In late 1994, the critic Wang Binbin fuelled the debate by publishing an article, Chinese Writers who are Too Clever by Half. He alleged that "too clever" writers, such as Wang Meng and Xiao Qian, were working within the Communist system with the aim of producing work that did well in the new market economy. Wang Meng hit back, sneering at Wang Binbin for seeking the spotlight by attacking famous writers, and at critics for misunderstanding Wang Shuo's motives.

The ideological battle gained weight this year when, in the spring, Professor Xie Mian hosted seminars at Peking University on "literature and idealism" which attacked both Wang Shuo's writing and also the Wang Meng grouping.
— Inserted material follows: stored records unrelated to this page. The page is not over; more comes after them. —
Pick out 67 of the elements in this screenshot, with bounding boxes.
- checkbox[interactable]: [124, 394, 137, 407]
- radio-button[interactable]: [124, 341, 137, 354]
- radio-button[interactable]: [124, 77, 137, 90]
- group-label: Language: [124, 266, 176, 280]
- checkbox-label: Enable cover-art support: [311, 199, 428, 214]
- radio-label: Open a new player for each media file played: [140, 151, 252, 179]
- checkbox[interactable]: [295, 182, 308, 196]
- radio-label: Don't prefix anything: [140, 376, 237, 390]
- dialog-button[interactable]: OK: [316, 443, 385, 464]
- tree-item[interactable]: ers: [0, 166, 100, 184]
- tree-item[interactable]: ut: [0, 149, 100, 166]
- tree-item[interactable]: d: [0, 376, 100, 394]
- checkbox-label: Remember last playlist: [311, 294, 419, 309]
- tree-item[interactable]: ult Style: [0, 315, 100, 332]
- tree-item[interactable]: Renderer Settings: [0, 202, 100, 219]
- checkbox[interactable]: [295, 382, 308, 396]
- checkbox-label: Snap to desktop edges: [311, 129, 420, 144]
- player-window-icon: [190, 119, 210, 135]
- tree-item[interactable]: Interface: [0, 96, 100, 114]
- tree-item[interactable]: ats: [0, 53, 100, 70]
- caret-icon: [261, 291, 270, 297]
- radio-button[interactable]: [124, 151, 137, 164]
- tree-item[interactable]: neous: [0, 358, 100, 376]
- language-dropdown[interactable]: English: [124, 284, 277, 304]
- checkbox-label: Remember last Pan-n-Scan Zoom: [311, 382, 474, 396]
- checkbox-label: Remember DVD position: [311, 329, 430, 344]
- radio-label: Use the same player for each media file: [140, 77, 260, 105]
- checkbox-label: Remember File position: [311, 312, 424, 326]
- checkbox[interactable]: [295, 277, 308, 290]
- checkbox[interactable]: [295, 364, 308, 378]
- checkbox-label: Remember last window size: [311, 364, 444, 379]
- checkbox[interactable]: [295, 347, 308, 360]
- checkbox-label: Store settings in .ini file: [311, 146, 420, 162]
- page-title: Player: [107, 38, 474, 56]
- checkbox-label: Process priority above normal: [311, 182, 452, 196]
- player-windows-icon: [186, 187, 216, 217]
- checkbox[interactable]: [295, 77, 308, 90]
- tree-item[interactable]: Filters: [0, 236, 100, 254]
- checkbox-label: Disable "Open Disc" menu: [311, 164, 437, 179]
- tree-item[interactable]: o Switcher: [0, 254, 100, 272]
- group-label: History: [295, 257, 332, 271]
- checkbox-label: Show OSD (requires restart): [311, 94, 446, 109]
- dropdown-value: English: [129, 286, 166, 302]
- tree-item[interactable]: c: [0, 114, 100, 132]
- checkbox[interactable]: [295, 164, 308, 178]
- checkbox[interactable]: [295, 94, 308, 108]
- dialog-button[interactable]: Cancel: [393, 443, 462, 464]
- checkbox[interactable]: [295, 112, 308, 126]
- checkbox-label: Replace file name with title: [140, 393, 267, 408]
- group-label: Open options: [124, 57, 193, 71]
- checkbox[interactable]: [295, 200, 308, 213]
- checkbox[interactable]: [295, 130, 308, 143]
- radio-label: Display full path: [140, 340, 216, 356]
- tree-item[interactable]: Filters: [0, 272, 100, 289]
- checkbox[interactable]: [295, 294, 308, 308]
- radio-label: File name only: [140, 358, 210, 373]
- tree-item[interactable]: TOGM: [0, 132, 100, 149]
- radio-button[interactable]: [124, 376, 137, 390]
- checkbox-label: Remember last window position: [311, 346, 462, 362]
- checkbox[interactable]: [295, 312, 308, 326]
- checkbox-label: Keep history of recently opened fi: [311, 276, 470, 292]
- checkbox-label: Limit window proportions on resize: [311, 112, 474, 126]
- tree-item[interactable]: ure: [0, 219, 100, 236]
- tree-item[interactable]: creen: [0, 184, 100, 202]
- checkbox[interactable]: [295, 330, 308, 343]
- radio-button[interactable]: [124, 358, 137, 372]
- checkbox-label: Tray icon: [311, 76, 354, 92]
The seminar's protagonists argued that literature should present admirable ideals and be a constructive force in society; the participants subscribe to a style of humanism, which they say is being lost amid China's reforms. Such humanists want less emphasis on the market economy, hanker after a clear, old-fashioned value system and resent writers who ply their craft for commercial motives.

Wang Meng's argument has been that China never did embrace a true humanism - "so how can we lose it if we never possessed it?" - and that, often, such "lofty" ideals turn out to be a sham, as was the case in the Cultural Revolution.

Moral standards have not declined, Wang Meng said, unless one adopts an unrealistic view of morality in pre-reform Communist China. "Our target is not to establish a society where everybody is a selfless gentleman, but to build a rather regulated world where every person can enjoy a fair chance to develop with honest working and competition," he added. Social ills would improve as the economy continued to develop.

At the heart of the argument, for many Chinese writers, is the problem of writing within the political confines set by a hardline government. Xiao Qian, the eminent writer and translator, incurred the wrath of the opposition when he advised: "Try to speak truth, but never speak lies."